This article is an extract from Transmission Private’s monthly newsletter, The Lede, which tracks the world of reputation management for private clients. You can sign up for the newsletter on our website via the tab at the bottom of this article or by completing the form here.
There was a bumper crop of asset sales last year in several alternative investment categories. Auction records were broken for paintings (Picasso’s Femme assise près d’une fenêtre (Marie-Thérèse) sold for $103.4m), manuscripts (a first print of the US Constitution went for $43.2m) and trainers (Michael Jordan’s Nike Air Ships set one sneakerhead back $1.5m), according to Knight Frank’s Wealth Report 2022.
What’s the big deal? There are two reasons why people buy a collectible. Either they want to have it for its own sake, or they think it’s a good investment. The fact that prices are rising simultaneously in art, fine wines, scotch whiskies, classic cars and watches indicates that it is investor interest that is growing, rather than niche tastes.

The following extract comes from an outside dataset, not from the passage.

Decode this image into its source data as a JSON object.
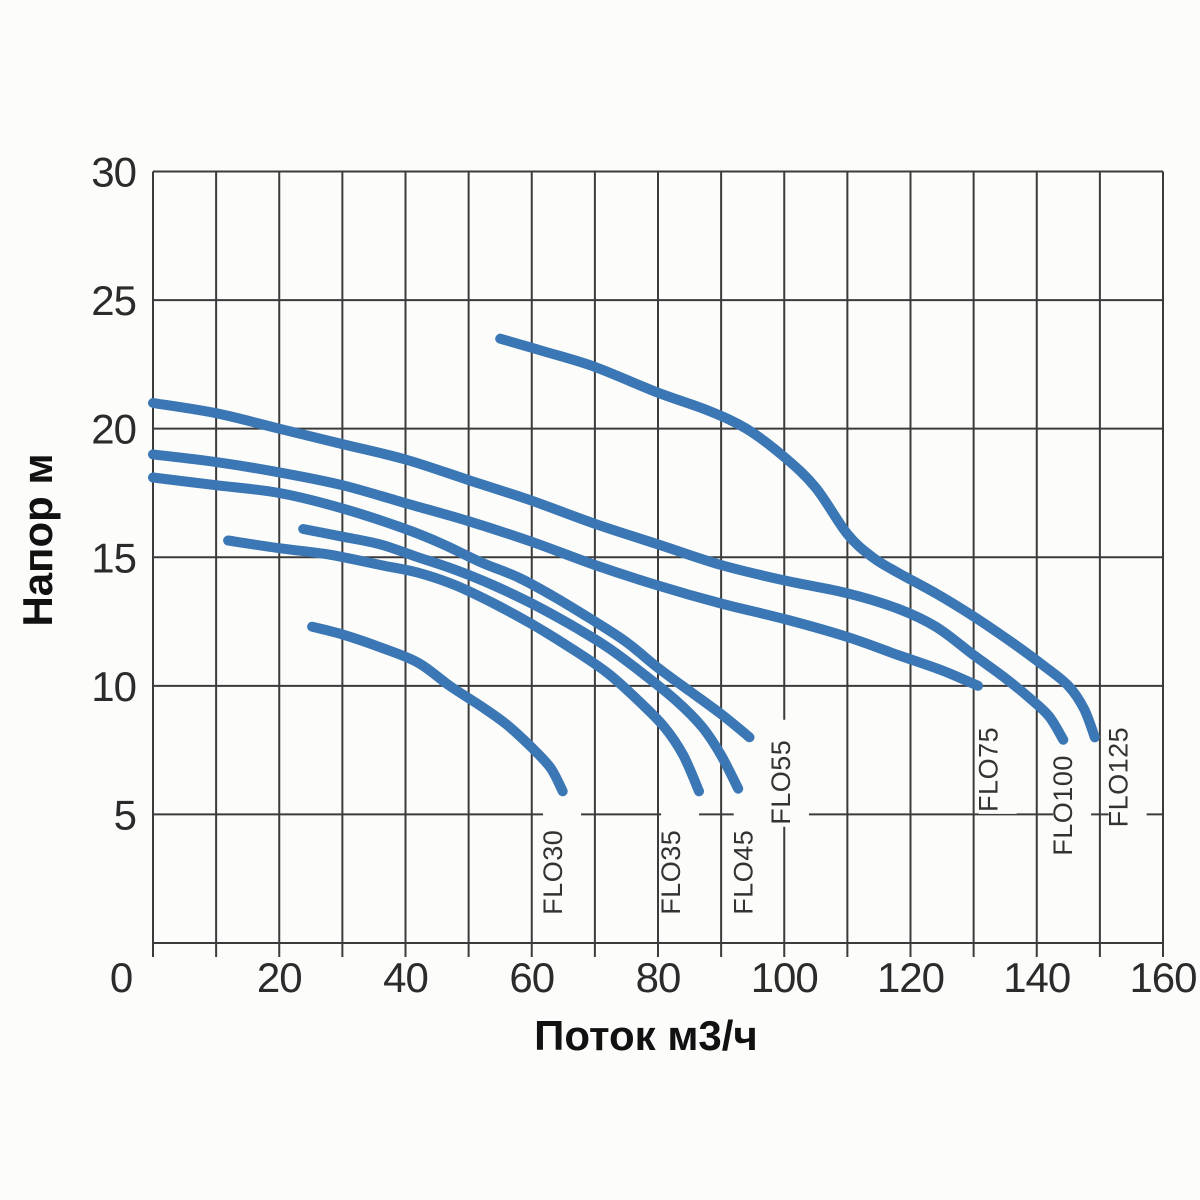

Is this a flight to safety? No. Although I can’t help but noticing that – with the possible exception of Michael Jordan’s used trainers – these asset classes are all long-term stores of value, this trend isn’t driven by any ideas of preserving wealth through World War Three. It’s mainly about inflation. Real returns are proving hard to find, and the alternatives mentioned have all held or grown value rather well. But it’s also because it’s getting easier to access alternative markets, and awareness is growing.
What about NFTs? Ah, yes. Non-fungible tokens and other digital assets have also been setting records. In November, a Metaverse company paid $2.4m for some prime ‘real estate’ in the charming Decentraland, while according to investment bank Jefferies, the NFT market will be worth more than $80 billion by 2025.

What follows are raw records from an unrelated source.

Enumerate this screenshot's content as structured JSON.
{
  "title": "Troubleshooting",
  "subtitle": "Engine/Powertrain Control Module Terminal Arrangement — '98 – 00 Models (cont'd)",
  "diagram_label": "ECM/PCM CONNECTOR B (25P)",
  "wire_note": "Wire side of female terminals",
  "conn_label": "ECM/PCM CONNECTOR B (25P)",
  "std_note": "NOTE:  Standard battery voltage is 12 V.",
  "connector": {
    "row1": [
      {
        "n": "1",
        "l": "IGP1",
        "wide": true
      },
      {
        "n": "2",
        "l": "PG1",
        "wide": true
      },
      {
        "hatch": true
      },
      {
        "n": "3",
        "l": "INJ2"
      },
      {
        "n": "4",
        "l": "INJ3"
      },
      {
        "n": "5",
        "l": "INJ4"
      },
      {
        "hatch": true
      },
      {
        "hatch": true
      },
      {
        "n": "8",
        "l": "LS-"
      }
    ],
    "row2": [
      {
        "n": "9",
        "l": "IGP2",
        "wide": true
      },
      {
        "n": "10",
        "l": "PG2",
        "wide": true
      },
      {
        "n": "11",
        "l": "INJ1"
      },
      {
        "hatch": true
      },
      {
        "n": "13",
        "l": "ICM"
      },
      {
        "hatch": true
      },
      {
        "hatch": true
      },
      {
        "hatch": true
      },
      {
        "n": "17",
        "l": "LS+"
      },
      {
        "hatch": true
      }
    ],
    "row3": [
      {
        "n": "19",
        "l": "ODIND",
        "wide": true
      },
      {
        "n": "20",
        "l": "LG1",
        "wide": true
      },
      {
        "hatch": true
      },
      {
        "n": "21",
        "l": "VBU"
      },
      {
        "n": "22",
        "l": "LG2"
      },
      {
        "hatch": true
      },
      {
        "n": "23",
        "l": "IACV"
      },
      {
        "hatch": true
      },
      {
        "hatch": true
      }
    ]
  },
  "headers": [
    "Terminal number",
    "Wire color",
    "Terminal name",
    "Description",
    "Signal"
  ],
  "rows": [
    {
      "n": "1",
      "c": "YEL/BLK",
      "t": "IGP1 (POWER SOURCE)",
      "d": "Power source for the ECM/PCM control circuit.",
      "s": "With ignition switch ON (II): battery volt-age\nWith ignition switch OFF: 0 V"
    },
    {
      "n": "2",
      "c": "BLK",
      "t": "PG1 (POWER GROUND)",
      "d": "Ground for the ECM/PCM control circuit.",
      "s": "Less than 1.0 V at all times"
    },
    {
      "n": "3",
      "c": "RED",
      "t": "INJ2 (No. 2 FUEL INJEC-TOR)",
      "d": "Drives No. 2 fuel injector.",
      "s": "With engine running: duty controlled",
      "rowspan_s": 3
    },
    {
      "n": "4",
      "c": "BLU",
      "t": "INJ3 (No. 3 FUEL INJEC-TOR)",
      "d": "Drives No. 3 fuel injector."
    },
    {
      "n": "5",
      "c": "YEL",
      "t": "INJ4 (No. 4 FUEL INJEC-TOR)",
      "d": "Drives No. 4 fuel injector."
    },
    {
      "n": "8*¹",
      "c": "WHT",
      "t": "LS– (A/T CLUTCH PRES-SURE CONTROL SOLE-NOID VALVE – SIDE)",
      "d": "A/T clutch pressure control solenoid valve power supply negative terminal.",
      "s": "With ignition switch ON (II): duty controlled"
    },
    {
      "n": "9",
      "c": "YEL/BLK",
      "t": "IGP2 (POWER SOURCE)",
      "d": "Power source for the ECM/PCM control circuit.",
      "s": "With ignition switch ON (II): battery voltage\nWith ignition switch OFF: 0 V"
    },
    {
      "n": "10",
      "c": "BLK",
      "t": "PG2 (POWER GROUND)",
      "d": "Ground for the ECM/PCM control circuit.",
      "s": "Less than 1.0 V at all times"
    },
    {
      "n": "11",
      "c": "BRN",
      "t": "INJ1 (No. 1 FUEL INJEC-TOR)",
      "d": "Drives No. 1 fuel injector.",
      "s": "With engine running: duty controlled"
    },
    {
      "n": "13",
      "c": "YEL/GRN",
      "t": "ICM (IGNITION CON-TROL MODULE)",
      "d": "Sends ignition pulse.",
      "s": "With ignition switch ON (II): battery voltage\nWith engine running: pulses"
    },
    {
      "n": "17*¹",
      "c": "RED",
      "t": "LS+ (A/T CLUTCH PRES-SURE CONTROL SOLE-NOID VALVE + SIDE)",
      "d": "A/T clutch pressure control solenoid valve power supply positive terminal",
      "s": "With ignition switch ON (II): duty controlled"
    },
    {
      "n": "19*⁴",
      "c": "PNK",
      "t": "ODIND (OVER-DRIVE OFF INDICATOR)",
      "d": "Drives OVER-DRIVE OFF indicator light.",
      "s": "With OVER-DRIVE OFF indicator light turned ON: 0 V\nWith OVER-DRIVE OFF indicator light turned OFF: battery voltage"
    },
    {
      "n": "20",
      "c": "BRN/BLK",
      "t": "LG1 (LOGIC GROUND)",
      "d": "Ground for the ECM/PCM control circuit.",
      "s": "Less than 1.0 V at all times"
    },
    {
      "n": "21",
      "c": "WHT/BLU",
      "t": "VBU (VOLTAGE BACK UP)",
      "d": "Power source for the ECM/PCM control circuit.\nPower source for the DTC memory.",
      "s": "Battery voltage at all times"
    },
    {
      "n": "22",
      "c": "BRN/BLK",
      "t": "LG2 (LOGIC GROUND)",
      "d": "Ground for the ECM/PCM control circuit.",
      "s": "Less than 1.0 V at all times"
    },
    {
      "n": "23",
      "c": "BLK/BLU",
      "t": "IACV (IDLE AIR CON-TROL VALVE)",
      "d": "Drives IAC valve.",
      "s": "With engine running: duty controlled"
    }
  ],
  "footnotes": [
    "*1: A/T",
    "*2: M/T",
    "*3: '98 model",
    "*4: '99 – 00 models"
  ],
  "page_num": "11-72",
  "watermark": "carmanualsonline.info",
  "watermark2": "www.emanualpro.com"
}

Time to give up on the real world and move to the metaverse then? Let’s just say there’s some way to go before digital properties reach a scale anywhere close to the real thing as an investment class. Knight Frank’s attitude survey found that two-thirds of ultra-high-net-worth individuals’ assets are in property. London, incidentally, still had by far the most cross-border real estate investment of any city last year, at $3bn.
Anything else worth noting? Only that the Wealth Report indicates a sizeable increase in the number of UHNWIs. Globally, the number with net assets over $30 million increased 9.4% in 2021, and in the UK by 11%. Whether that continues this year, given stormy geopolitical and economic conditions, remains to be seen.
Takeaway... There are more wealthy clients and would-be clients out there than ever, and more ways for them to invest their wealth. It will benefit advisors of all flavours to do their research into alternatives as they increasingly hit the mainstream.